The City Beat ran across this map the other day while perusing the Strange Maps blog. The guys who assembled this mapped the Google Maps directory for places where bars outnumber grocery stores and found that this was true in the Upper Midwest.
They thought this was so odd they checked the map with data on the 2007 Census and found that North Dakota had the highest concentration of bars, or 6.54 bars per 10,000 residents, making us the Union’s top party state.
I thought this was worth looking into — maybe it could be a story — so I went to the Census site and did my own number crunching. I used the 2007 Economic Census, but got results different from the map makers. My results show we’re actually No. 4 not No. 1.
You can see my spreadsheet here. I think there’s something goofy about the way the Census records the number of bars. How is it possible that in all of Delaware with a population 865,000, there are only 13 bars? Delaware, if you remember this old blog post, is No. 4 in the nation for alcohol consumption, ahead of Wisconsin, even. Maybe the bars in Delaware serve enough food to qualify as restaurants. So, I’m going to take this data with a grain of salt, though it’s still interesting.
To read my spreadsheet, you need to know a little bit about the NAICS codes. NAICS is short for North American Industry Classification System, which classifies industries with a series of numbers, kind of like the Dewey Decimal System for businesses. It starts out with a two-number code for the general industry category and adds on more numbers to differentiate among different specialized businesses within each industry.
For example, 72 is accomodation and food services, 722 is food services and drinking places and 7224 is drinking places that provide alcoholic beverages.
So what I did was I tried to figure out the number of bars, or 7224, in each state — I tried looking at individual cities and counties, but the Census doesn’t seem to have that data — then I looked at the number of restaurants and bars, or 722. I was curious how many bars there were compared to the number of restaurants and bars. The assumption here is that a concentration of pure bars, meaning they don’t double as restaurants, might indicate that there’s a high enough concentration of drinkers that they can afford to specialize.
Then I looked at the number of businesses in performing arts, spectator sports and related industries, or 711. It’s worth finding out if there are a lot of alternatives to drinking. Sometimes I run across people who are from bigger cities and don’t do much drinking, and it seems like their lament is that there isn’t a lot of things to do at night except drink. Again, you have to take these numbers with a grain of salt, because I don’t really see children’s ballet as an alternative to drinking. Bands, theater, sporting events are true alternatives. But I’m lumping them all in one category.

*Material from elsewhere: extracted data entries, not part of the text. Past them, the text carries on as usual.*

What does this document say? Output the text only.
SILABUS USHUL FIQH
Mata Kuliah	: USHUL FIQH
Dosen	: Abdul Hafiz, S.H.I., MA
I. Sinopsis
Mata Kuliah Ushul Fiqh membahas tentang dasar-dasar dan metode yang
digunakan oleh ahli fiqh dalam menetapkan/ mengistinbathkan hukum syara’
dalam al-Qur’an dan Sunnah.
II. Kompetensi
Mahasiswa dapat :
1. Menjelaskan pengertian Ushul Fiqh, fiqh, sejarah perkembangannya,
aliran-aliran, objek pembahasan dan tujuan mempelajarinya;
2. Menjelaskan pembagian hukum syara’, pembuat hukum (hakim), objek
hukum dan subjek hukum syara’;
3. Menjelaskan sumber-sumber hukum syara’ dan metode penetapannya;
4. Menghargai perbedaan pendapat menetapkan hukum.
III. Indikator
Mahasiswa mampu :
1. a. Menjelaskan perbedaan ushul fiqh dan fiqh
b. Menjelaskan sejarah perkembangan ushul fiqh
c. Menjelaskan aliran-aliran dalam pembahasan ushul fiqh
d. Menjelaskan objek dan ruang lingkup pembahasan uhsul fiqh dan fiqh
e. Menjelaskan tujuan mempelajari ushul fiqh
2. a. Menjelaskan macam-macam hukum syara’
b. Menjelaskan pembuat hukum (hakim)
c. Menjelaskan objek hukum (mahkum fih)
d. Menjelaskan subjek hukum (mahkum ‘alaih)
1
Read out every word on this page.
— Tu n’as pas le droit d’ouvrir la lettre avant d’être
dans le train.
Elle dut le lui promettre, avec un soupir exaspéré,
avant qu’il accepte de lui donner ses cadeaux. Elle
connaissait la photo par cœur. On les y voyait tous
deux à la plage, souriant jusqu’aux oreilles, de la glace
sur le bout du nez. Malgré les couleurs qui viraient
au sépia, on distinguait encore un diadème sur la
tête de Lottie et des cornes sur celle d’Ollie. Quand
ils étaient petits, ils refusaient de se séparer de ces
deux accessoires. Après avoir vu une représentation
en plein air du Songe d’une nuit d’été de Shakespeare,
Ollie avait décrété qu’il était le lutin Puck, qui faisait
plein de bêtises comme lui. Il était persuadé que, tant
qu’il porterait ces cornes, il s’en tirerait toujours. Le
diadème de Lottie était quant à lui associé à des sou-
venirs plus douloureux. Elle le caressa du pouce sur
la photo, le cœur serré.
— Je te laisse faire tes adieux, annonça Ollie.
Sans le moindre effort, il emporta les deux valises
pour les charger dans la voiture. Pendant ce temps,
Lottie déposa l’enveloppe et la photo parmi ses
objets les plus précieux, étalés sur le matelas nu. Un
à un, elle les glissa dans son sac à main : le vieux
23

So, as far as North Dakota is concerned, bars (7224) constitute 28.6 percent of all restaurants and bars (722). That’s pretty high:
- Wisconsin: 50.2 percent.
- West Virginia: 33.3 percent. (Yet they supposedly don’t drink that much….)
- North Dakota: 28.6 percent.
- Louisiana: 25 percent.
- Iowa: 21.5 percent.
The ratio of bars (7224) to entertainment (711) in North Dakota is 88:1,000. That’s on the high side, but not enough to put us in the Top 5. We’re in the Top 6.
- Louisiana: 154:1,000.
- Wisconsin: 142:1,000.
- West Virginia: 136:1,000.
- Mississippi: 10.9:1,000.
- Oklahoma: 9.1:1,000.
In terms of bars per 10,000 residents, North Dakota is high enough for the Top 5. Here the stats are again skewed in some weird way. How is it that Washington state, where I’m from, has fewer bars than Utah? We love our beers and wines in Washington and have a high concentration of microbreweries and wineries.
- Wisconsin: 3.43.
- Louisiana: 2.33.
- West Virginia: 1.93.
- North Dakota: 1.85.
- Texas: 1.74.
Below, you’ll find a really rough map of this. Light yellow is 0-0.24. Yellow is 0.25-0.49. Light orange is 0.5-0.74. Orange is 0.75-0.99. Red is 1-1.49. Brown is 1.5-1.99. Dark brown is 2 or more.
North Dakota is definitely below the national average when it comes to entertainment. We’re No. 37 with 21.09 entertainment businesses per 10,000 residents, but our neighbor on the rankings is No. 36 North Carolina with 21.1.
- Vermont: 50.49.
- Washington, D.C.: 50.36.
- New York: 49.17.
- Nevada: 39.61.
- California: 38.05.
Well, I guess the numbers are a bit weird, but they do seem to reflect some general truths. Make of them what you will.